Namun jika istri adalah wanita yang baik akhlak dan agamanya, bisa memegang amanat suaminya, menjaga harta, kehormatan dan kemuliaannya, pandai memilihara kesucian diri dan lisannya, elok dalam bersikap terhadap suaminya, menjadi jaminan bagi kebahagiaan suami dan pendidikan yang utama untuk anak-anaknya, serta bagi kehormatan dan wibawa di hadapan keluarganya.
- Pilihlah wanita yang subur dan penyayang
Adapun salah satu tujuan pernikahan adalah untuk menghasilkan keturunan dan meraih ketenteraman batin, maka itulah, Nabi memerintahkan kita untuk menikahi wanita yang subur lagi penyayang.
Nabi shallallahu ‘alaihi wasallam bersabda:
(( نِسَاؤُكُمْ مِنْ أَهْلِ الجَنَّةِ الوَدُوْدُ الوَلُوْدُ العَؤُوْدُ عَلَى زَوْجِهَا الَّتِي إِذَا غَضِبَ جَاءَتْ حَتَّى تَضَعُ يَدَهَا فِي يَدِ زَوْجِهَا , وَ تَقُوْلُ لَا أَذُوْقُ غَمْضًا حَتَّى تَرْضَى. ))
Artinya: “Para wanita penghuni Surga adalah wanita yang penyayang, subur dan berguna bagi suaminya. Wanita yang apabila suaminya marah, ia datang dan meletakkan tangannya di tangan suaminya, lalu berkata: “Aku tidak akan bisa tidur hingga engkau ridha.”[10]
Lantas, bagaimanakah cara mengetahui bahwa ia adalah wanita yang subur? Wanita subur dapat diketahui dengan melihat kesempurnaan fisiknya dan kesehatan badannya dari penyakit-penyakit yang mencegah kehamilan dan kelahiran.

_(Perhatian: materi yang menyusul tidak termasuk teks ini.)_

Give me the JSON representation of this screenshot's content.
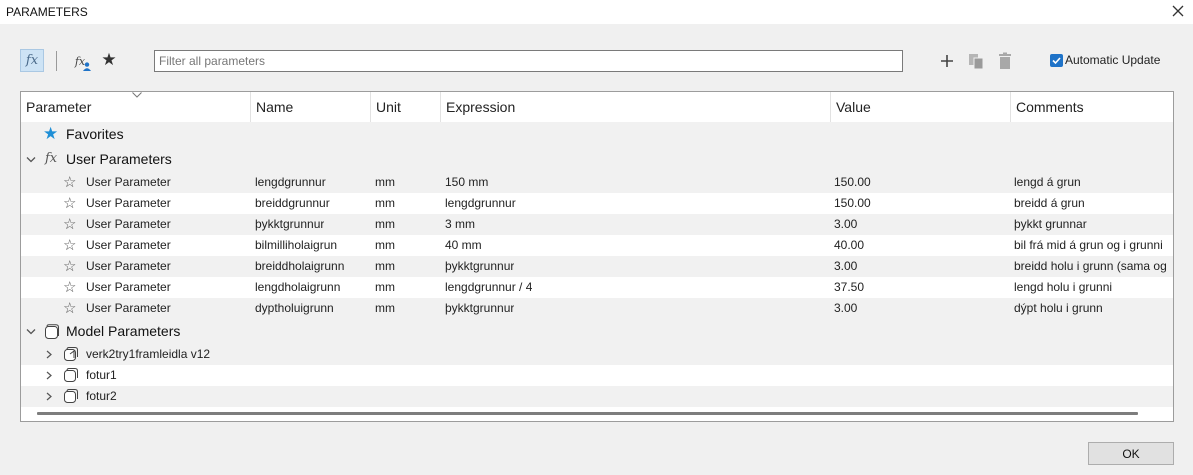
{
  "window": {
    "title": "PARAMETERS"
  },
  "toolbar": {
    "fx_label": "fx",
    "fx_user_label": "fx",
    "filter_placeholder": "Filter all parameters",
    "filter_value": "",
    "auto_update_label": "Automatic Update",
    "auto_update_checked": true,
    "accent_color": "#1f73c8"
  },
  "table": {
    "columns": [
      "Parameter",
      "Name",
      "Unit",
      "Expression",
      "Value",
      "Comments"
    ],
    "favorites_label": "Favorites",
    "user_params_label": "User Parameters",
    "user_params_icon": "fx",
    "user_rows": [
      {
        "param": "User Parameter",
        "name": "lengdgrunnur",
        "unit": "mm",
        "expression": "150 mm",
        "value": "150.00",
        "comment": "lengd á grun"
      },
      {
        "param": "User Parameter",
        "name": "breiddgrunnur",
        "unit": "mm",
        "expression": "lengdgrunnur",
        "value": "150.00",
        "comment": "breidd á grun"
      },
      {
        "param": "User Parameter",
        "name": "þykktgrunnur",
        "unit": "mm",
        "expression": "3 mm",
        "value": "3.00",
        "comment": "þykkt grunnar"
      },
      {
        "param": "User Parameter",
        "name": "bilmilliholaigrun",
        "unit": "mm",
        "expression": "40 mm",
        "value": "40.00",
        "comment": "bil frá mid á grun og i grunni"
      },
      {
        "param": "User Parameter",
        "name": "breiddholaigrunn",
        "unit": "mm",
        "expression": "þykktgrunnur",
        "value": "3.00",
        "comment": "breidd holu i grunn (sama og"
      },
      {
        "param": "User Parameter",
        "name": "lengdholaigrunn",
        "unit": "mm",
        "expression": "lengdgrunnur / 4",
        "value": "37.50",
        "comment": "lengd holu i grunni"
      },
      {
        "param": "User Parameter",
        "name": "dyptholuigrunn",
        "unit": "mm",
        "expression": "þykktgrunnur",
        "value": "3.00",
        "comment": "dýpt holu i grunn"
      }
    ],
    "model_params_label": "Model Parameters",
    "model_items": [
      "verk2try1framleidla v12",
      "fotur1",
      "fotur2"
    ]
  },
  "footer": {
    "ok_label": "OK"
  }
}
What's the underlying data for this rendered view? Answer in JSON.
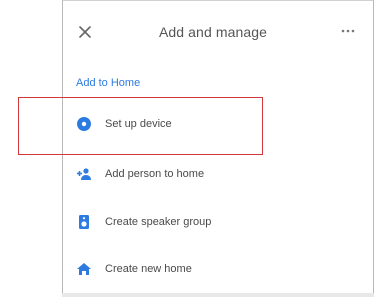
{
  "header": {
    "title": "Add and manage",
    "close_icon": "close-icon",
    "more_icon": "more-horizontal-icon"
  },
  "section": {
    "title": "Add to Home"
  },
  "items": [
    {
      "label": "Set up device",
      "icon": "device-setup-icon",
      "highlighted": true
    },
    {
      "label": "Add person to home",
      "icon": "add-person-icon",
      "highlighted": false
    },
    {
      "label": "Create speaker group",
      "icon": "speaker-group-icon",
      "highlighted": false
    },
    {
      "label": "Create new home",
      "icon": "home-icon",
      "highlighted": false
    }
  ],
  "colors": {
    "accent": "#2d7be0",
    "highlight_border": "#d3373c",
    "text": "#4a4a4a"
  }
}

Dan dengan melihat keadaan ibunya serta membandingkannya dengan saudara-saudara perempuan dan bibi-bibinya dari pihak ayah maupun ibu yang sudah menikah. Jika mereka termasuk wanita yang biasa hamil dan melahirkan, biasanya ia juga sama seperti mereka.
insyaAllah bersambung ke bagian berikutnya …
REFERENSI:
Diringkas dari buku: Surat Terbuka untuk Para Suami
Penulis: Abu Ihsan al-Atsari & Ummu Ihsan Choiriyah
Peringkas: Abu Muhammad Fauzan (Staf Ponpes Darul-Qur’an Wal-Hadits OKU Timur
Footnotes:
[1] Hadits riwayat at-Tirmidzi. Dihasankan oleh al-Albani dalam Silsilah ash-Shahihah (no. 2318)

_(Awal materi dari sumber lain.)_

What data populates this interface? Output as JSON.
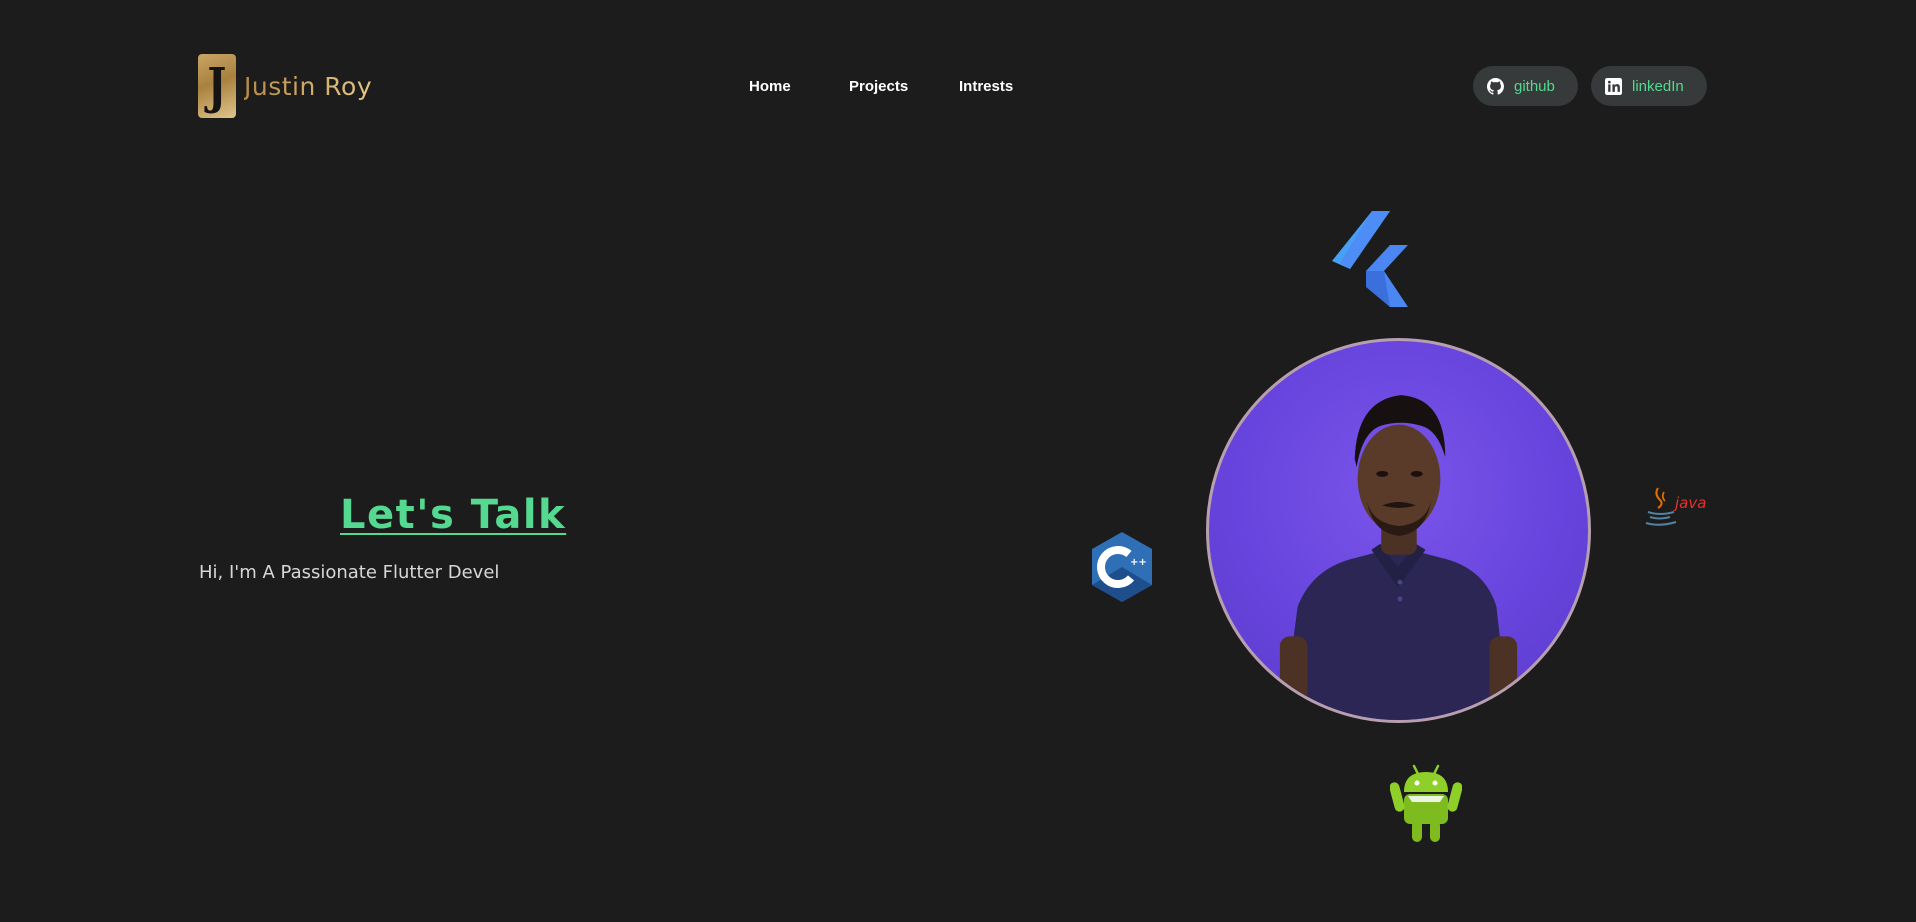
{
  "header": {
    "logo_letter": "J",
    "logo_name": "Justin Roy",
    "nav": [
      {
        "label": "Home"
      },
      {
        "label": "Projects"
      },
      {
        "label": "Intrests"
      }
    ],
    "social": {
      "github": {
        "label": "github",
        "icon": "github-icon"
      },
      "linkedin": {
        "label": "linkedIn",
        "icon": "linkedin-icon"
      }
    }
  },
  "hero": {
    "title": "Let's Talk",
    "subtitle": "Hi, I'm A Passionate Flutter Devel"
  },
  "skills": {
    "java_label": "Java",
    "cpp_label": "C++"
  },
  "colors": {
    "background": "#1b1c1b",
    "accent_green": "#55d88f",
    "gold": "#d2ac63",
    "pill_bg": "#373a3a",
    "portrait_bg": "#6744dd"
  }
}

[2] Muttafaq ‘alaih, al-Bukhari (no.6446) dan Muslim (no.2467) dari Abu Hurairah.
[3] Hadits riwayat Muslim (no. 2473) dari Abdullah bin Amru bin al-Ash.
[4] Hadits shahih riwayat Muslim dalam shahih-nya.
[5] Dishahihkan oleh al-Albani dalam Silsilah ash-Shahihah (no. 282) dari hadits Sa’ad bin Abi Waqqash.
[6] Hadits shahih riwayat at-Tirmidzi. Dishahihkan oleh al-Albani dalam kitabnya Silsilah ash-Shahihah (no. 594).
[7] Hadits riwayat Muslim (no. 3716) dari Abdullah bin Amru.
[8] Dishahihkan oleh al-Albani dalam Shahih al-Jami’ (no. 4409) dari Abu Umamah.
[9] Muttafaq ‘alaih.
[10] Hadits riwayat an-Nasa-i (no. 9139). Dishahihkan oleh al-Albani dalam kitabnya, silsilah ash-Shahihah (no. 287).